Office of Residence Life

Understanding your lease

Since your lease is a contract, it must have all the essentials of a contract in order to be legally binding. Specifically, you, as the tenant, must be at least 18 years of age, and the lease must, at a minimum, identify the names of both the landlord and the tenant, the rent due per month, the address of the premises, and the duration of the rental term. A standard lease form is included in the Appendix.

The major advantages of signing a lease are that the rent is set for the duration of the lease, and the landlord cannot evict you or raise the rent during that time period without a reason allowed for in the lease. On the other hand, the major disadvantage of a lease is that you are committed to paying rent for each month of the lease period, and it could be very difficult or expensive to break the lease if you decide to move out before the lease period is up.

Landlords and tenants can -- and should -- negotiate almost anything in a lease. Unfortunately, most landlords tend to use leases that are sold in mass quantities at legal supply stores, and which were written to intimidate tenants. Such leases often have clauses -- such as those which shift responsibility for repairs from the landlord to the tenant, or which deny tenants the right to a civil court proceeding for eviction -- that are illegal and thus unenforceable under New York State law. However, keep in mind that even if a lease has numerous illegal clauses, the main part of the lease, such as the duration and rent per month, is still binding.
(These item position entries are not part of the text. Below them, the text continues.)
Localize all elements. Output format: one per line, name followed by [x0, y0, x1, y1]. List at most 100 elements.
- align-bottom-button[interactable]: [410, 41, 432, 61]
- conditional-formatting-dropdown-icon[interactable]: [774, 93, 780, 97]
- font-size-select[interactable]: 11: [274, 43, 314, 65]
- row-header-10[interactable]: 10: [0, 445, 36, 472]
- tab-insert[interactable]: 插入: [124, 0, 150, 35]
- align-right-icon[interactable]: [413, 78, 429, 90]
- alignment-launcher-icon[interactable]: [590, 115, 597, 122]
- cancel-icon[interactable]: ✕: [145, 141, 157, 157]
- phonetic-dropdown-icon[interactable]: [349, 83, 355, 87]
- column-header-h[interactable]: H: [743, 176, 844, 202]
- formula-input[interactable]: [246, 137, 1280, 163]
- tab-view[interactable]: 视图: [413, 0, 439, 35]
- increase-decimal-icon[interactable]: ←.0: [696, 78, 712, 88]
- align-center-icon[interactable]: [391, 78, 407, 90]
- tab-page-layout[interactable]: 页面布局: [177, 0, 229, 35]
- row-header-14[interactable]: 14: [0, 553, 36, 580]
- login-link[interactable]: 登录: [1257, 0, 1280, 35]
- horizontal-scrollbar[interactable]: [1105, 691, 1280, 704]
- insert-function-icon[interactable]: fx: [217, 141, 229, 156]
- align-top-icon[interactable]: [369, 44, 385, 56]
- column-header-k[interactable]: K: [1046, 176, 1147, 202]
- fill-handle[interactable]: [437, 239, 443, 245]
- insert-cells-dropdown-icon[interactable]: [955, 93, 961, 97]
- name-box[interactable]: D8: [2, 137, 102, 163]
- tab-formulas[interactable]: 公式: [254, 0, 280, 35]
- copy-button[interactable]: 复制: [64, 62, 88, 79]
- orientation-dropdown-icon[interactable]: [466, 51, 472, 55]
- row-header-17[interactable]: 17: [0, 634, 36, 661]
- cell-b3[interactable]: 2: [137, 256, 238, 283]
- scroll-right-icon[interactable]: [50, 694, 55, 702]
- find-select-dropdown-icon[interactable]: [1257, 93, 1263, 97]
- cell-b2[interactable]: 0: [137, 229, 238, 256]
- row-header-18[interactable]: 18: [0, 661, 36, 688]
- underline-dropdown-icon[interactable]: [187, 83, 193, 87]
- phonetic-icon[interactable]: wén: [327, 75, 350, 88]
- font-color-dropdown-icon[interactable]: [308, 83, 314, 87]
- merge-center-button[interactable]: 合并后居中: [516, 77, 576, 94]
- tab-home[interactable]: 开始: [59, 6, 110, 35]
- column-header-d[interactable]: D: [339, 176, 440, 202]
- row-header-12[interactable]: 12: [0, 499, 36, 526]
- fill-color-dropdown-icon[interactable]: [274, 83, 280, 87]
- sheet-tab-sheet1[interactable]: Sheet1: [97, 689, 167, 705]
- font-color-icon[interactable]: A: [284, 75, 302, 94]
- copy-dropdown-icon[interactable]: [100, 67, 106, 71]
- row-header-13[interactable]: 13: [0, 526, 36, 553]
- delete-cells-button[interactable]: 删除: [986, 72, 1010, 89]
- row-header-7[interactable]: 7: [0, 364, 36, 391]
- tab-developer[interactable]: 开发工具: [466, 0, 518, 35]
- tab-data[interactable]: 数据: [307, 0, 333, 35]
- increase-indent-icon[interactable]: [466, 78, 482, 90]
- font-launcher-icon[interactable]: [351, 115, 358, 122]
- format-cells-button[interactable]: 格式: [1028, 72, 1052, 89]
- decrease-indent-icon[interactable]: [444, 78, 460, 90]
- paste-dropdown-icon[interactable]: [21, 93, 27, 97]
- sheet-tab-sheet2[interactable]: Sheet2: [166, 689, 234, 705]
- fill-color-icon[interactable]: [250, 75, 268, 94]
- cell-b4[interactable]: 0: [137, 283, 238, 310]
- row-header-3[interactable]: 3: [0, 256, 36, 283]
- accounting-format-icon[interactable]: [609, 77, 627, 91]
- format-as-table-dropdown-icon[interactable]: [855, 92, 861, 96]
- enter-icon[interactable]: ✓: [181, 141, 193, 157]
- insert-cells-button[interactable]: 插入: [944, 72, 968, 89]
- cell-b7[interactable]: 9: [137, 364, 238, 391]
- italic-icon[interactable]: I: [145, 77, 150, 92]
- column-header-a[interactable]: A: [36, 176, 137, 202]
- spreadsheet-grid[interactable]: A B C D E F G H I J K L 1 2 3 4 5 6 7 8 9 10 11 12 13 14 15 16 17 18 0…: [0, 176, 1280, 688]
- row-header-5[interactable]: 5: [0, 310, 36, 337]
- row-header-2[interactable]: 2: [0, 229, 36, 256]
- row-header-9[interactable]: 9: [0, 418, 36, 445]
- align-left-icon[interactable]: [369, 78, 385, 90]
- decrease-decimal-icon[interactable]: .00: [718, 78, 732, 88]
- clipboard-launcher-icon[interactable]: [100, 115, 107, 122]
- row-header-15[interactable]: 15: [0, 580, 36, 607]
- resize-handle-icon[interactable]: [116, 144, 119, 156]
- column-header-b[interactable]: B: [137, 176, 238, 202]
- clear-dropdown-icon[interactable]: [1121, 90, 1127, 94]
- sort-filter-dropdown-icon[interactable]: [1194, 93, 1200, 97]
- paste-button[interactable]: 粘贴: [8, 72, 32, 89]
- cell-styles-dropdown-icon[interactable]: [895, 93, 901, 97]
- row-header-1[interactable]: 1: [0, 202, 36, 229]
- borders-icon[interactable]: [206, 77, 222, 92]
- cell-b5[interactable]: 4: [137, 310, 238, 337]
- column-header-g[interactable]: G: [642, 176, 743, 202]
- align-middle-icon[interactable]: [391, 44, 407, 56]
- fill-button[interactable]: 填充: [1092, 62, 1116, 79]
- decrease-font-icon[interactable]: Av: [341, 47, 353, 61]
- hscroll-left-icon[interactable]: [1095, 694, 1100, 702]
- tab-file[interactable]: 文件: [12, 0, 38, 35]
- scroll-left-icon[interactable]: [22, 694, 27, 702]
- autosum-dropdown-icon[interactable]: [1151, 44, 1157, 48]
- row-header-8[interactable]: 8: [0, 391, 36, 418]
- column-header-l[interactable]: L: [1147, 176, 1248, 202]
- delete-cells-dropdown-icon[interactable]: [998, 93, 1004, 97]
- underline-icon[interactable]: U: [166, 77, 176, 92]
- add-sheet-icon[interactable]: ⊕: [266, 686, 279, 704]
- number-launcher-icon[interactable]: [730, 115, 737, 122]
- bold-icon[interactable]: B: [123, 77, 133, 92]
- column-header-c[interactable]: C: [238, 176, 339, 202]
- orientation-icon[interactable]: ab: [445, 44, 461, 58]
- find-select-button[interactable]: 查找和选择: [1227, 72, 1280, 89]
If you do sign a lease, be sure to sign two copies and keep one -- with both the landlord's and your signature and the date -- for your own records. If you have several roommates who also sign a lease, remember that the landlord can hold any one of the roommates liable for the entire lease. Consult with Rensselaer's Student Legal Services for more specifics about leases.

Most landlords who rent to Rensselaer students require one-year leases that run from June 1 to May 31.

Month-to-month rentals

Tenants who do not have leases and who pay rent on a monthly basis are called month-to-month tenants. You would also become a "month-to-month tenant" if you had a lease that expired and was not renewed, but you continued to rent the same apartment.

Either you or your landlord may end a month-to-month tenancy by giving at least one 30-day rental month notice. For example, if the rental period is from the first day of each month to the last day of the month, notice must be given by May 31 that the rental is being terminated on June 30. This 30-day notice must be given for any major change in the month-to-month tenancy, such as a rent increase). Neither party is required to give any explanation or reason for the change or termination of the tenancy.

Month-to-month rentals, while very often verbal arrangements, are still binding. However, written month-to-month agreements and written notices are helpful in clarifying when notice was given and what the notice was regarding.